The boys talk angels together. First Calvin:

Meanwhile since angels are living creatures we must observe in what sense God attributes to angels themselves the head of a lion, an eagle, and a man: for this seems but little in accordance with their nature. But he could not better express the inseparable connection which exists in the motion of angels and all creatures. We have said, that angels are not called the powers of God in vain: now when a lion either roars or exercises its strength, it seems to move by its own strength, so also it may be said of other animals. But God here says, that the living creatures are in some sense parts of the angels though not of the same substance, for this is not to be understood of similarity of nature but. of effect. We are to understand, therefore, that while men move about and discharge their duties, they apply themselves in different directions to the objects of their pursuit, and so also do wild beasts; yet there are angelic motions underneath, so that neither men nor animals move themselves, but their whole vigor depends on a secret inspiration.

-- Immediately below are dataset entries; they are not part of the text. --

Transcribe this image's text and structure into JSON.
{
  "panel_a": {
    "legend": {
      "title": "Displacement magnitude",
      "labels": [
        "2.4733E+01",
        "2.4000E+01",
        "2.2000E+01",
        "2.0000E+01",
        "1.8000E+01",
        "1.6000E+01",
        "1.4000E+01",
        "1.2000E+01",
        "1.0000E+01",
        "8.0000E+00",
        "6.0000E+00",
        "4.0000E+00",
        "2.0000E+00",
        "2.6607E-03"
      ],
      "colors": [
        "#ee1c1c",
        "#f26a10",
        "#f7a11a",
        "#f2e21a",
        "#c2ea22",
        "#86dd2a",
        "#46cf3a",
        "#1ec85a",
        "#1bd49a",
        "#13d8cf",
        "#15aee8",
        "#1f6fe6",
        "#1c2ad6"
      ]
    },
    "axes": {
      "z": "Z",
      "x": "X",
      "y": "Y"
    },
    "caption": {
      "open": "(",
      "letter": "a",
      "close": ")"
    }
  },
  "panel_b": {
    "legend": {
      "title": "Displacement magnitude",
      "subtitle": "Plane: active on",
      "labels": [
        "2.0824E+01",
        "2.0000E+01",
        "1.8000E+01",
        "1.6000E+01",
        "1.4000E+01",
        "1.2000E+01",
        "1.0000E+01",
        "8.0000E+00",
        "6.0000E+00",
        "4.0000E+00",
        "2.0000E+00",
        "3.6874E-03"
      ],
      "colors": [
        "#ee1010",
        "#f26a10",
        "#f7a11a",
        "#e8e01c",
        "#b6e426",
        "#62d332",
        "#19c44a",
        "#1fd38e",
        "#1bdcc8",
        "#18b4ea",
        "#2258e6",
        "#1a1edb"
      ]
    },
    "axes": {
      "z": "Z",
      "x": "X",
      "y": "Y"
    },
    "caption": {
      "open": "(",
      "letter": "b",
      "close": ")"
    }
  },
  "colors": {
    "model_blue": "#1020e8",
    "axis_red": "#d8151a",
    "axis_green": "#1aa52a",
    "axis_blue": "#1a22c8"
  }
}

Commentary on Ezekiel 10:14


Then Tolkien:

I perceived or thought of the Light of God and in it suspended one small mote (or millions of motes to only one of which was my small mind directed), glittering white because of the individual ray from the Light which both held and lit it. (Not that there were individual rays issuing from the Light, but the mere existence of the mote and its position in relation to the Light was in itself a line, and the line was Light). And the ray was the Guardian Angel of the mote: not a thing interposed between God and the creature, but God’s very attention itself, personalized. And I do not mean ‘personified’, by a mere figure of speech according to the tendencies of human language, but a real (finite) person. Thinking of it since – for the whole thing was very immediate, and not recapturable in clumsy language, certainly not the great sense of joy that accompanied it and the realization that the shining poised mote was myself (or any other human person that I might think of with love) – it has occurred to me that (I speak diffidently and have no idea whether such a notion is legitimate: it is at any rate quite separate from the vision of the Light and the poised mote) this is a finite parallel to the Infinite. As the love of the Father and Son (who are infinite and equal) is a Person, so the love and attention of the Light to the Mote is a person (that is both with us and in Heaven): finite but divine: i.e. angelic.

Letter 99, To Christopher Tolkien


There is a common, catholic – if not identical – doctrine of angels here. Calvin elsewhere in his Ezekiel commentary discusses how angels are pictured as lightning, a form of Light.